Bipolar II patients like me experience a condition called hypomania, which is not as severe as mania but can still lead to destructive behaviors that impact your life (like I wrote about above). Hypomania is a very slippery fellow, pretending to be your friend by giving you an energy spike like you’ve never felt before, and then taking it away with the worst kind of emotional destruction. It starts with a high that makes you want to do dozens of things, transforms into losing steam and becoming irritable, and ends with the crumbling of everything around you.

When the bottom falls out, I enter a severe depression that can last weeks or even months. The mood shift between the highs and lows is so severe that  it feels almost as if  I’ve fallen twice as far, because the highs were so damn intoxicating. Add anxiety disorder to the mix, and it makes life more difficult during  both the highs and lows (but that’s a topic for another time). My crashes tend to be some of the worst periods of my life, where it feels like the sun has set and won’t rise again, for a long long time.

I wouldn’t wish hypomania on my worst enemy, but it leaves me feeling very alone. It’s hard to convey why being high energy can be the most awful thing in the world, and I’m planning on writing more about it. I hope you’ll join me on this journey!

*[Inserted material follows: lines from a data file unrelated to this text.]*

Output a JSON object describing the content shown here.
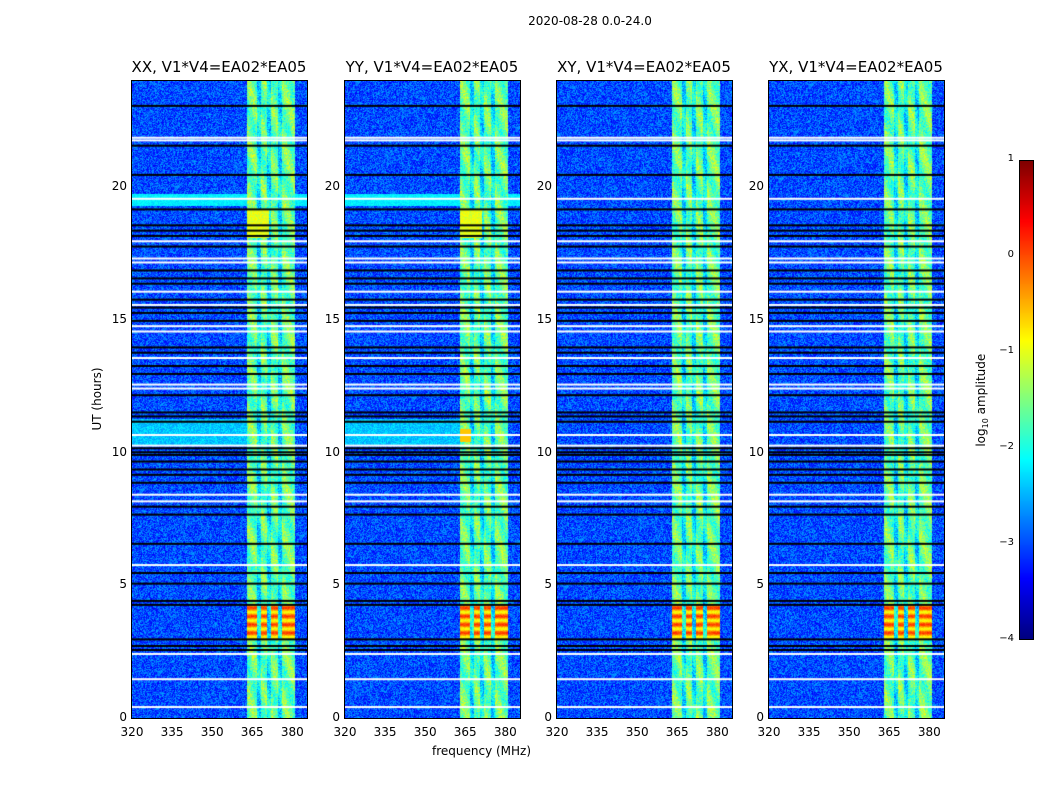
{
  "chart_data": {
    "type": "heatmap",
    "title": "2020-08-28 0.0-24.0",
    "xlabel": "frequency (MHz)",
    "ylabel": "UT (hours)",
    "xlim": [
      320,
      385.5
    ],
    "ylim": [
      0,
      24
    ],
    "xticks": [
      "320",
      "335",
      "350",
      "365",
      "380"
    ],
    "xtick_values": [
      320,
      335,
      350,
      365,
      380
    ],
    "yticks": [
      "0",
      "5",
      "10",
      "15",
      "20"
    ],
    "ytick_values": [
      0,
      5,
      10,
      15,
      20
    ],
    "panels": [
      {
        "title": "XX, V1*V4=EA02*EA05",
        "pol": "XX"
      },
      {
        "title": "YY, V1*V4=EA02*EA05",
        "pol": "YY"
      },
      {
        "title": "XY, V1*V4=EA02*EA05",
        "pol": "XY"
      },
      {
        "title": "YX, V1*V4=EA02*EA05",
        "pol": "YX"
      }
    ],
    "colorbar": {
      "label": "log10 amplitude",
      "label_main": "log",
      "label_sub": "10",
      "label_rest": " amplitude",
      "range": [
        -4,
        1
      ],
      "ticks": [
        "1",
        "0",
        "−1",
        "−2",
        "−3",
        "−4"
      ],
      "tick_values": [
        1,
        0,
        -1,
        -2,
        -3,
        -4
      ],
      "colormap": "jet"
    },
    "background_level": -3.0,
    "rfi_band_mhz": [
      363,
      381
    ],
    "rfi_band_level": -1.6,
    "strong_rfi_ut": [
      3.0,
      4.3
    ],
    "flagged_ut_white": [
      0.45,
      1.5,
      2.45,
      5.8,
      8.2,
      8.45,
      10.3,
      10.7,
      12.45,
      12.6,
      13.6,
      14.6,
      14.8,
      15.6,
      16.1,
      17.2,
      17.35,
      18.0,
      19.6,
      21.8,
      21.9
    ],
    "dark_ut_black": [
      2.6,
      2.75,
      3.0,
      4.3,
      4.45,
      5.1,
      5.5,
      6.6,
      7.7,
      8.0,
      8.9,
      9.2,
      9.4,
      9.7,
      9.95,
      10.05,
      10.2,
      11.2,
      11.4,
      11.55,
      12.2,
      13.0,
      13.3,
      13.8,
      14.0,
      15.0,
      15.3,
      15.5,
      15.8,
      16.4,
      16.6,
      16.9,
      17.8,
      18.2,
      18.4,
      18.6,
      19.2,
      20.5,
      21.6,
      23.1
    ]
  }
}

Photo by Clint McKoy on Unsplash

2 thoughts on “Nothing Good Happens at 4 AM”
  1. Thank you for sharing your experience, teaching us what hypomania is, and giving us examples of what it looks like. One can easily assume hypomanic episodes are just full of productivity and being on top of the world but it is so important to understand the downsides and the looming crash at the end.

    I’ve been looking forward to a new post and this one did not disappoint! Proud of you and in awe of your bravery and courage, Sanat!

    1. Thank you for your wonderful comment! You nailed it- hypomania is difficult because it feels like it’s doing something good for you, but it’s honestly just so damn destructive. I’m hoping that sharing more about it will help people understand what it’s all about.